In the Azure App Configuration blade, however, you'll see that the RevisionLabel associated with the feature's enablement is BetaEnabled, not BetaDisabled, which is the default in the code.

The idea here is that you need to enable the feature specifically. Any value in the configuration or environment variable other than BetaEnabled will result in the Beta menu item being invisible.

The deploy CI/CD process creates a series of resources in your Azure subscription. These are used primarily for hosting the project code, but there's also a few additional resources that aid with monitoring and observing how the app is running in the deployed environment.

Once the application code is deployed, the Azure resource group into which it is deployed looks something like this.

From looking at the code, you know that setting the RevisionLabel environment variable (or app setting) to BetaEnabled results in the beta menu feature being activated. Now, you'll create a new Azure Container App revision, and split traffic between the two revisions so you can track how many requests you have to the new feature once customers are given an opportunity to see the new feature. After the deployment, going to the frontend resource in the portal, you'll see 2 revisions, one of which is active.

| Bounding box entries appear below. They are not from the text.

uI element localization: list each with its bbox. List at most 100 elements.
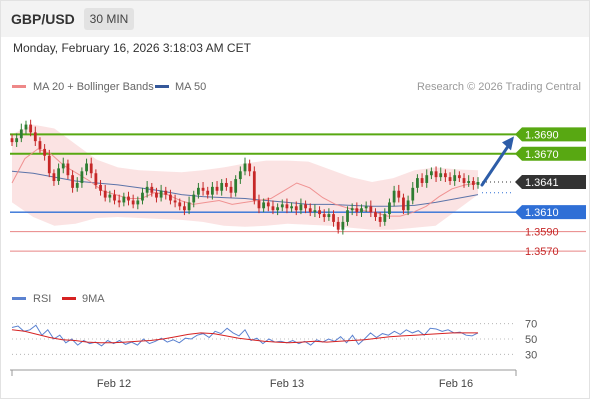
- candle-body: [280, 204, 284, 208]
- ma50-line: [11, 170, 479, 207]
- ma50-legend-label: MA 50: [175, 81, 206, 93]
- candle-body: [299, 204, 303, 211]
- rsi-tick-label: 50: [525, 334, 537, 346]
- candle-body: [57, 168, 60, 182]
- candle-body: [229, 186, 233, 193]
- level-label-1.3570: 1.3570: [525, 246, 559, 258]
- candle-body: [94, 173, 98, 185]
- candle-body: [341, 221, 345, 230]
- candle-body: [159, 190, 163, 198]
- candle-body: [262, 202, 266, 209]
- level-tag-1.3641: [515, 175, 586, 189]
- bollinger-legend-label: MA 20 + Bollinger Bands: [33, 81, 154, 93]
- level-label-1.3610: 1.3610: [525, 207, 559, 219]
- x-axis-label: Feb 12: [97, 378, 131, 390]
- candle-body: [33, 132, 37, 142]
- candle-body: [434, 171, 438, 178]
- candle-body: [108, 194, 112, 198]
- candle-body: [150, 186, 154, 193]
- candle-body: [411, 187, 415, 201]
- candle-body: [383, 214, 387, 222]
- level-label-1.3590: 1.3590: [525, 227, 559, 239]
- rsi-line: [11, 324, 479, 347]
- rsi-legend-label: RSI: [33, 293, 51, 305]
- candle-body: [10, 138, 14, 143]
- candle-body: [183, 206, 186, 211]
- rsi-tick-label: 30: [525, 349, 537, 361]
- candle-body: [113, 194, 116, 201]
- level-tag-1.3610: [515, 205, 586, 220]
- candle-body: [318, 210, 321, 215]
- candle-body: [24, 124, 28, 130]
- candle-body: [290, 206, 293, 209]
- x-axis-label: Feb 16: [439, 378, 473, 390]
- candle-body: [19, 129, 23, 139]
- level-label-1.3690: 1.3690: [525, 129, 559, 141]
- candle-body: [15, 138, 19, 143]
- candle-body: [52, 173, 56, 182]
- candle-body: [234, 179, 238, 193]
- candle-body: [71, 175, 74, 188]
- candle-body: [80, 171, 84, 183]
- candle-body: [336, 221, 340, 230]
- candle-body: [453, 175, 457, 182]
- candle-body: [439, 173, 443, 178]
- bollinger-legend-swatch: [12, 85, 26, 88]
- candle-body: [89, 163, 93, 174]
- candle-body: [145, 186, 149, 193]
- candle-body: [350, 208, 354, 211]
- candle-body: [476, 182, 480, 185]
- level-label-1.3641: 1.3641: [525, 177, 559, 189]
- rsi-ma-line: [11, 329, 478, 344]
- candle-body: [61, 163, 65, 169]
- candle-body: [276, 207, 280, 211]
- copyright-label: Research © 2026 Trading Central: [417, 81, 581, 93]
- candle-body: [360, 208, 363, 213]
- level-tag-1.3690: [515, 127, 586, 142]
- rsi-ma-legend-label: 9MA: [82, 293, 105, 305]
- candle-body: [346, 210, 349, 222]
- candle-body: [173, 200, 177, 203]
- candle-body: [322, 214, 326, 218]
- projection-arrow-shaft: [480, 144, 510, 187]
- candle-body: [117, 200, 121, 203]
- candle-body: [206, 190, 210, 195]
- rsi-legend-swatch: [12, 297, 26, 300]
- candle-body: [266, 202, 270, 207]
- candle-body: [252, 171, 256, 201]
- candle-body: [141, 192, 144, 201]
- candle-body: [103, 190, 107, 198]
- candle-body: [187, 202, 191, 211]
- candle-body: [471, 181, 475, 185]
- candle-body: [127, 196, 130, 201]
- candle-body: [332, 214, 335, 222]
- chart-header: GBP/USD 30 MIN: [0, 0, 590, 37]
- candle-body: [327, 214, 331, 218]
- projection-arrow-head: [502, 136, 514, 151]
- candle-body: [155, 192, 158, 198]
- candle-body: [467, 181, 471, 183]
- timeframe-badge[interactable]: 30 MIN: [84, 8, 134, 30]
- candle-body: [448, 177, 452, 182]
- candle-body: [43, 148, 47, 156]
- candle-body: [285, 204, 289, 209]
- rsi-tick-label: 70: [525, 319, 537, 331]
- candle-body: [364, 206, 368, 209]
- candle-body: [215, 186, 219, 191]
- candle-body: [304, 204, 307, 209]
- candle-body: [66, 163, 70, 176]
- level-tag-1.3670: [515, 146, 586, 161]
- candle-body: [294, 206, 298, 211]
- candle-body: [462, 178, 466, 183]
- candle-body: [308, 208, 312, 213]
- candle-body: [388, 202, 391, 215]
- candle-body: [38, 141, 42, 149]
- candle-body: [355, 208, 359, 213]
- candle-body: [378, 217, 382, 222]
- ma20-line: [11, 148, 479, 217]
- candle-body: [257, 200, 261, 209]
- symbol-title: GBP/USD: [11, 11, 75, 27]
- candle-body: [425, 175, 429, 183]
- chart-datetime: Monday, February 16, 2026 3:18:03 AM CET: [13, 41, 251, 55]
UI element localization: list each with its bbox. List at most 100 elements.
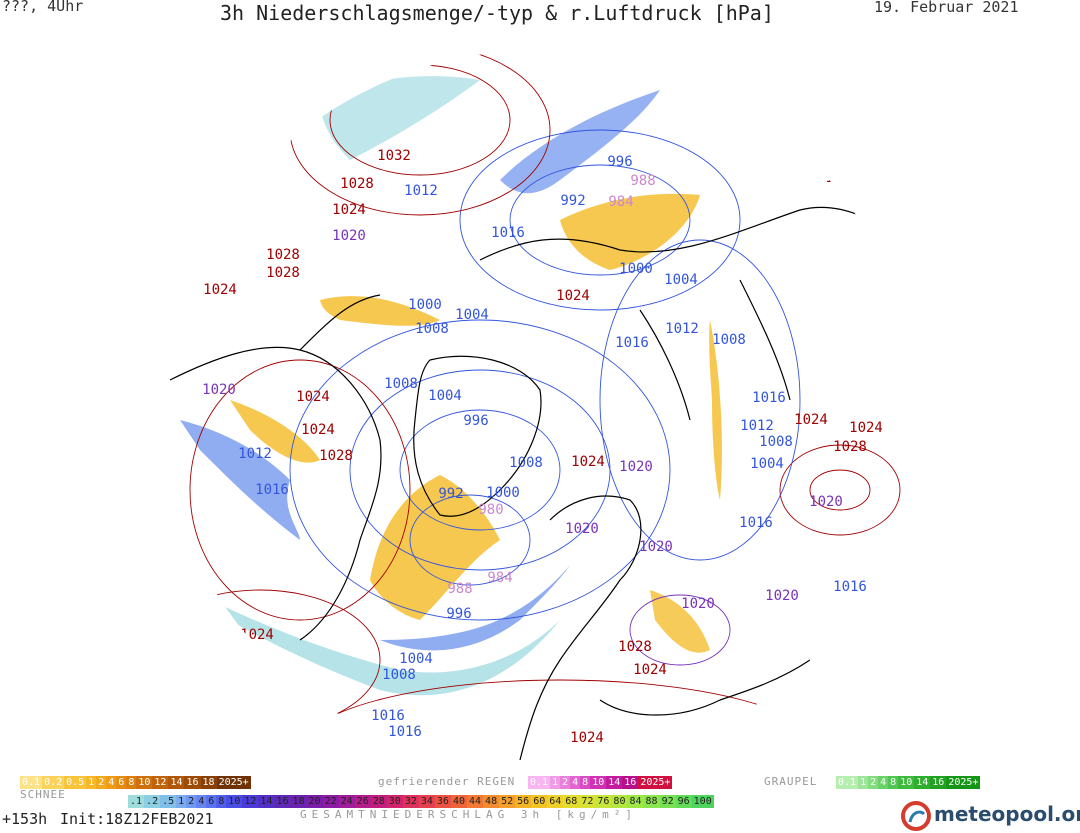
- legend-swatch: 32: [402, 795, 419, 808]
- isobar-label: 1016: [255, 482, 289, 498]
- legend-swatch: 84: [627, 795, 644, 808]
- legend-swatch: 16: [184, 776, 201, 789]
- legend-swatch: 2025+: [216, 776, 251, 789]
- isobar-label: 1004: [455, 307, 489, 323]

The one receiving 0% of the traffic is the original image - the ACA Welcome Image - that's deployed when the container apps are first created. You can uncheck that one and save it, resulting in there being 1 active revision. The one receiving 100% of the traffic is our actual app's image.

Click the Create new revision button, and create a new revision. But this time, change the RevisionLabel value to be BetaEnabled instead of the default. Also, it'd be a good idea to give this new revision a logical suffix name. This way you know this is the one with the feature flag turned on.

Click the Create button to create the revision. A few moments later it will complete deployment.

Now, about half of the requests to the app result in an additional menu item being displayed.

As site visitors are shown the beta menu item, events are recorded, and when the page resulting on their click is loaded, a separate event is recorded. Since each event is recorded individually by Application Insights, you have a snapshot of the distribution of opportunities to how many successful requests are made as a result of the menu item.

From the screenshot you'll see how clicking the ellipse results in being able to customize the query. A rather complex Kusto query is shown next, but you can distil the query down to whatever minute level of detail you're after, or even use Kusto's chart-rendering capabilities to show the opportunity-versus-success telemetry for the A/B test.

This sample shows you how you can couple the awesome programmatic features and extensions to ASP.NET Core that make it a fantastic option for building cloud-native apps, that are easy to monitor and perform automated deployments of whenever changes arise. We hope this sample provides you some visibility into how you can couple various Azure services together with .NET to gradually ease in features with careful A/B testing and analysis using existing tools and APIs.

Note: Remember to clean up or scale back your resources to save on compute costs.

Happy coding!